After my stroll through Akasaka in the morning, I decided to continue on to Aoyama – which is very close by.
I passed the Takahashi Korekiyo Memorial Park, which is a small park next to a residential area. I would not have stopped, if I had not seen these little stone fellows standing there – I do not know if they are guardians or not, but they seem to be protecting or guiding something.
In the middle of the park is this statue:
But what I found most interesting where all the ‘no-smoking’ signs dotted throughout the park, on park benches and bins. There was an actual designated smoking area just at one of the corners of the park!
I continued on towards Aoyama, which (during the Edo Period) used to be home to various temples, shrines and samurai residences. Some of these are still visible today. The name Aoyama derived from a samurai named Aoyama Tadanari who served the Tokugawa Shogunate and held his mansion in this area. Today, along with Shibuya and Harajuku, it is one of the most popular entertainment and shopping areas for young people in Tokyo. It is well known for its fashion houses, restaurants, and shopping areas – but it has many quiet corners to explore.
One of them is the Aoyama Cemetery (Aoyama Reien) which dates back to 1872. It was Japan’s first public cemetery. Its landscaping is subtle, with a hint left of the wild, and there is a huge variety of different styles of graves – most of them are in the Japanese-style, but with a sprinkling of Westerners’ graves, too.
One unusual, but famous grave, is that of the dog Hachiko, whose statue adorns an entrance of Shibuya station a little further east down Aoyama-dori. I didn’t visit the grave, because the cemetery is very big, but I saw many several stray cats!
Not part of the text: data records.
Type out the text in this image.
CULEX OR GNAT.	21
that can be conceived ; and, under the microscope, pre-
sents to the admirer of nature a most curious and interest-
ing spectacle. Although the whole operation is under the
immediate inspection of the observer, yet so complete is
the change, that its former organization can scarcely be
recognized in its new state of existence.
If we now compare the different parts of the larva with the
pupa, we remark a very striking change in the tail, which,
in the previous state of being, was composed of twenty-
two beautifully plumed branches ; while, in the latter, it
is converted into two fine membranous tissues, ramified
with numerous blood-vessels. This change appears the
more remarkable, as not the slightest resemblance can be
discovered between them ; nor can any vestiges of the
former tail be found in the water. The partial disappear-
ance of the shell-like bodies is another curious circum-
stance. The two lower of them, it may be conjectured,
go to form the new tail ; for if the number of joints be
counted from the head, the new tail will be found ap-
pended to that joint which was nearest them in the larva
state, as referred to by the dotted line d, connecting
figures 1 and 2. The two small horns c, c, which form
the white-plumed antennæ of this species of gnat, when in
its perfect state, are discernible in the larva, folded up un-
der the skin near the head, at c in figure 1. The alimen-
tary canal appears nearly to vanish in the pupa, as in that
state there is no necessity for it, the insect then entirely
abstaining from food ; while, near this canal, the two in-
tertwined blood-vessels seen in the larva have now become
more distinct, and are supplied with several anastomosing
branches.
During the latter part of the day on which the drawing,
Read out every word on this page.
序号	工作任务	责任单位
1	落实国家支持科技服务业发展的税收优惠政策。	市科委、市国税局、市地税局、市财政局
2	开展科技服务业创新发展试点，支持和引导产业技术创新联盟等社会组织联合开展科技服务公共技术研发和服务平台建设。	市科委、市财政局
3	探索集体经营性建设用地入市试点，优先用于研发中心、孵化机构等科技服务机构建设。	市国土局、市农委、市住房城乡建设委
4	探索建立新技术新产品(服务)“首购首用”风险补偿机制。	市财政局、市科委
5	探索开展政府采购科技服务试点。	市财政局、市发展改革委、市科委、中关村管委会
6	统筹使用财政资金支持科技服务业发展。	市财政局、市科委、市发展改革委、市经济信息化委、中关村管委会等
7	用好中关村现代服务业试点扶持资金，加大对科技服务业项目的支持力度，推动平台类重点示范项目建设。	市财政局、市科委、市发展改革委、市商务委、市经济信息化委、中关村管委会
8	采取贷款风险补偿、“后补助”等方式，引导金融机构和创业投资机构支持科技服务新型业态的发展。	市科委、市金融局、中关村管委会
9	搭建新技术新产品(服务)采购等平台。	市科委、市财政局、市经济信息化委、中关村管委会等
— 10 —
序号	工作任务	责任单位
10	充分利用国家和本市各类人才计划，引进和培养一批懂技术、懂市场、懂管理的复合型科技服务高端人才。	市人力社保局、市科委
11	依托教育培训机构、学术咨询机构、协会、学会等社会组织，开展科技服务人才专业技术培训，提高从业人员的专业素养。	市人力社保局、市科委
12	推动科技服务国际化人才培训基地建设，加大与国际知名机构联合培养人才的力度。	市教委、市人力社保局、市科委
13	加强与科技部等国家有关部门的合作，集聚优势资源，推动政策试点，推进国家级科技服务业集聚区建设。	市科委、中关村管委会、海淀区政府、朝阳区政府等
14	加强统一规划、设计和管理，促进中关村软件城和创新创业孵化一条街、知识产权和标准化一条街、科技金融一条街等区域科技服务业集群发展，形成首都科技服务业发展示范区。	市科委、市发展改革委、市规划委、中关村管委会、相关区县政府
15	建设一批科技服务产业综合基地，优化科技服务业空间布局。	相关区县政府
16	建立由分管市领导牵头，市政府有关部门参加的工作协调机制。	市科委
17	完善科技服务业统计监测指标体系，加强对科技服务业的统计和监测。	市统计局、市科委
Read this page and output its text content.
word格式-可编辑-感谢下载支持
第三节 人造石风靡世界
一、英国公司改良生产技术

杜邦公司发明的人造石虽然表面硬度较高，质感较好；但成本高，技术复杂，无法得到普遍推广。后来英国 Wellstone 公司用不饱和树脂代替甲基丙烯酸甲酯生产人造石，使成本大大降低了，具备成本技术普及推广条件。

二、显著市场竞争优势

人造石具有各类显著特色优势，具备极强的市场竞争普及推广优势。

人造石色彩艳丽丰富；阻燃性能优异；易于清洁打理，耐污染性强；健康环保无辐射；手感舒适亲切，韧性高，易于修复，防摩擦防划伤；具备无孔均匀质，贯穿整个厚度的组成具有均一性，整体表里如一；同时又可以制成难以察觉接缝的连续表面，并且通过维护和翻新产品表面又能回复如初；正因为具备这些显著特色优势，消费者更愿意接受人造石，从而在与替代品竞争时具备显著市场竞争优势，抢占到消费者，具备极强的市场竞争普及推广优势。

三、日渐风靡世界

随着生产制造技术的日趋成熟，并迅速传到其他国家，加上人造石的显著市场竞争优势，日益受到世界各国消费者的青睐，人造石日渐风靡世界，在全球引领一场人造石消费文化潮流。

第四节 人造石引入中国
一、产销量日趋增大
You can already see the Mori Tower in the background, but I decided to explore this on another day:
For today, I continued my walk to The National Arts Center (NACT), which is housed in a beautiful building designed by Kisho Kurokawa (one of the founders of the Metabolist Movement in architecture) and Nihon Sekkei. Since its opening in 2007, it is the largest exhibition space of any museum in Japan and probably also one of the largest exhibition sites in Asia.
It really is spacious, with a big airy lobby – and lots of glass everywhere. Its front is a unique shape, it looks like a curtain made out of glass, don’t you think?
NACT is an ’empty museum’, without a collection, permanent display and curators. It accommodates temporary exhibitions sponsored and curated by other organisations – and so far I have been lucky to visit a Manga/Anime show, a magnificent Niki de Saint Phalle exhibition and just recently wonderful works by Renoir. The center is open from 10am to 6pm, except on Tuesdays.